女性の生き方 居眠り磐音 江戸双紙 その五 おきねの死

22d3b1f2 image0-131 toufu_pic坂崎磐音は幼なじみと一緒に江戸で直心影流佐々木玲圓の道場で修行します。共に藩に戻ると陰謀に巻き込まれ、自身の許嫁である小林奈緒の兄を上意によって討ち取ることになってしまいます。傷心の磐音は藩を去り再び長屋暮らしを始めます。

両国東広小路にある楊弓場を経営するのがおきねです。そこに賭け事を挑む男が現れます。五十両を賭けて店をのっとろうとするのです。そこに今津屋の用心棒などで生計をたてる磐音が、相談にのっておきねを次のように励まします。

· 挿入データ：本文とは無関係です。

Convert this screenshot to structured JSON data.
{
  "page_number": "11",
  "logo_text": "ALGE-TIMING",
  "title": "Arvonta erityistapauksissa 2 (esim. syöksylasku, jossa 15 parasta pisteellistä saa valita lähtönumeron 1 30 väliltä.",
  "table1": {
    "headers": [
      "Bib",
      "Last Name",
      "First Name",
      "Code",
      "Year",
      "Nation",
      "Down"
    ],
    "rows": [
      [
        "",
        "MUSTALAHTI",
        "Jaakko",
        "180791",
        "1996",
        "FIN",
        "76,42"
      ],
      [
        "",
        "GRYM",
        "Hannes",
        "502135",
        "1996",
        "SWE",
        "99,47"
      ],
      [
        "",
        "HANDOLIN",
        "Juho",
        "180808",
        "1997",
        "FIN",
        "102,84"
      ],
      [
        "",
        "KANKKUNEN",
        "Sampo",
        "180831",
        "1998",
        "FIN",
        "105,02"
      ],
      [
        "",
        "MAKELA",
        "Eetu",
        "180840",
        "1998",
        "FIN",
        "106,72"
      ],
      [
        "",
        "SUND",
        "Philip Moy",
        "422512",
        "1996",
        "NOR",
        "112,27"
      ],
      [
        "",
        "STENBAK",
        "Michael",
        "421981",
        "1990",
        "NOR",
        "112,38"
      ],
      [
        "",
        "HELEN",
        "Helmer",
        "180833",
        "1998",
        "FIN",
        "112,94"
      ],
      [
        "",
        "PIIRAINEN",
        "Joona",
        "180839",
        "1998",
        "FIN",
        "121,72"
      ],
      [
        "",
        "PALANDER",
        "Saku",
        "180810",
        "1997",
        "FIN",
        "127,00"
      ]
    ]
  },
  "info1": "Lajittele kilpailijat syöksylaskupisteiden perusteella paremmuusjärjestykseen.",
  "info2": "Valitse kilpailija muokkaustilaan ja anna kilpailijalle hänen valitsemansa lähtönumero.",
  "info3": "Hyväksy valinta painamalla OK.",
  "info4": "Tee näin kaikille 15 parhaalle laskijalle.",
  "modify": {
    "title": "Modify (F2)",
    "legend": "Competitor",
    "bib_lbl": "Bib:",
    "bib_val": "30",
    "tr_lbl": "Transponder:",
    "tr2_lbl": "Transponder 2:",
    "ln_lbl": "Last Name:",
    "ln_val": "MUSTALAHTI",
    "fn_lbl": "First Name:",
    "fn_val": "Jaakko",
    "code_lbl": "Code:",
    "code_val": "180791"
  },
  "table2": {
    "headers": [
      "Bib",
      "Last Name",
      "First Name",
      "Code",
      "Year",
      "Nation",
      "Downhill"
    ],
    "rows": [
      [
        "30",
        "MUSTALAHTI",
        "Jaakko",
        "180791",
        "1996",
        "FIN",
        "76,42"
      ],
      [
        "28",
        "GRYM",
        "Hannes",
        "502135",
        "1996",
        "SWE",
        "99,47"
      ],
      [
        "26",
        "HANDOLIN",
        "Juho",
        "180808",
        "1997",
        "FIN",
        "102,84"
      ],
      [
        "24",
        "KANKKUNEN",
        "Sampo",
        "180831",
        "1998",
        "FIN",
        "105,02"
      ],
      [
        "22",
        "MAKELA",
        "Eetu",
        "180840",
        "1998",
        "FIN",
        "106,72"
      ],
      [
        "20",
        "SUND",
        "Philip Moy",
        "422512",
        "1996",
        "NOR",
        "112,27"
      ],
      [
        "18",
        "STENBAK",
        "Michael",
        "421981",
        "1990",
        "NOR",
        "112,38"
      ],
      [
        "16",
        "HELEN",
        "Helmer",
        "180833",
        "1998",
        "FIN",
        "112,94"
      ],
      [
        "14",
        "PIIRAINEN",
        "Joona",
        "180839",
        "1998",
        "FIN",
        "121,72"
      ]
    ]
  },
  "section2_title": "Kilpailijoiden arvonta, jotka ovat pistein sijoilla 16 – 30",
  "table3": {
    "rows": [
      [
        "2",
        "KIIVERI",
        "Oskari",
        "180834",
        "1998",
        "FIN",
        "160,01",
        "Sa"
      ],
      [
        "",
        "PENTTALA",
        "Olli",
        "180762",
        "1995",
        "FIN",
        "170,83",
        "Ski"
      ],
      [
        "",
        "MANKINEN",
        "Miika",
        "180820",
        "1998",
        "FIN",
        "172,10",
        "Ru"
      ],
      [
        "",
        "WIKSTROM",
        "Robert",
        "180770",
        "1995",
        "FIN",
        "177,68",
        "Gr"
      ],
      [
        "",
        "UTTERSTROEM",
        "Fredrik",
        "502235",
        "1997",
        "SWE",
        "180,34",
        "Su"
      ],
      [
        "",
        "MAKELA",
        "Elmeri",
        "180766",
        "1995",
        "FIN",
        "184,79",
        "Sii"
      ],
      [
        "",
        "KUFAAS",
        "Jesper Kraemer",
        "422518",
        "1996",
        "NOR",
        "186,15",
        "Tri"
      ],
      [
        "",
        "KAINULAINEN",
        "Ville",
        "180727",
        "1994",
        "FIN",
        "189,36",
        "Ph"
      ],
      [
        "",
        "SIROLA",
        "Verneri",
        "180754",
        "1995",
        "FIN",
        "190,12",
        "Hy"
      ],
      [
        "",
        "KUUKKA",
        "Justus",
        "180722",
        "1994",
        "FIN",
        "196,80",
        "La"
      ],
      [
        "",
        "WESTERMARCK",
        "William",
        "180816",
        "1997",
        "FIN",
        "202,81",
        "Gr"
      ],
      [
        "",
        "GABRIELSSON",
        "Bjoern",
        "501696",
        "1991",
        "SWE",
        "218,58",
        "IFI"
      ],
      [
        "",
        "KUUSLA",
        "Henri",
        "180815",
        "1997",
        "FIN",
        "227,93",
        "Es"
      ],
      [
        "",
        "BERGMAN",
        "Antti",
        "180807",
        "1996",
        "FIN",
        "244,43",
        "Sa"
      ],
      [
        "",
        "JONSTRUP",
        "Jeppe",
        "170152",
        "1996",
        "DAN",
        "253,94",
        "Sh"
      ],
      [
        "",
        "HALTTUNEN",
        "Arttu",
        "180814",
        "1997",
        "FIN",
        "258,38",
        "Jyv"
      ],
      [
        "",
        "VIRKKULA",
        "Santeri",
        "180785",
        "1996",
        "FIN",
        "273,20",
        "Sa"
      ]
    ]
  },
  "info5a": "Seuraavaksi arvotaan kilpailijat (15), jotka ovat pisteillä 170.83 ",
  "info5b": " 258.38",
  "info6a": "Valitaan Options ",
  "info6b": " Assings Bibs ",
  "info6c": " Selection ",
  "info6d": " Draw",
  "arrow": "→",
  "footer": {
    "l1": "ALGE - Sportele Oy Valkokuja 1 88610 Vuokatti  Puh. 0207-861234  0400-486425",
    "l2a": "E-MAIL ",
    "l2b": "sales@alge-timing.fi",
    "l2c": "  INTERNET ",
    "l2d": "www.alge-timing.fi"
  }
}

「勝負は背負っているものが多い者が負ける。なあに相手も人間、失敗することもあろう。勝ち負けは時の運だ」といって勇気づけます。

磐音は、おきねが矢場荒らしからとられた五十両を取り返します。大晦日、おきねは磐音に「休みがとれたらご馳走しましょう」と約束しますが、殺されてしまいます。やり場のない怒りと悲しみにくれた磐音はその仇をうちます。そして磐音はいいます。

「おきね、馳走になりはぐれたぞ、、」

今津屋の大番頭、由蔵は磐音があちこちからの依頼に助勢して飛び回ることに呆れています。
由蔵 「磐音様は今一つ欲がございませぬな」
磐音 「はあ、困ったものです」
由蔵 「ご当人がさようなことでどうなさる」

ですが由蔵は、おこんにも劣らず磐音の情に厚い人格と金銭感覚の淡泊さにぞっこん惚れ込むのです。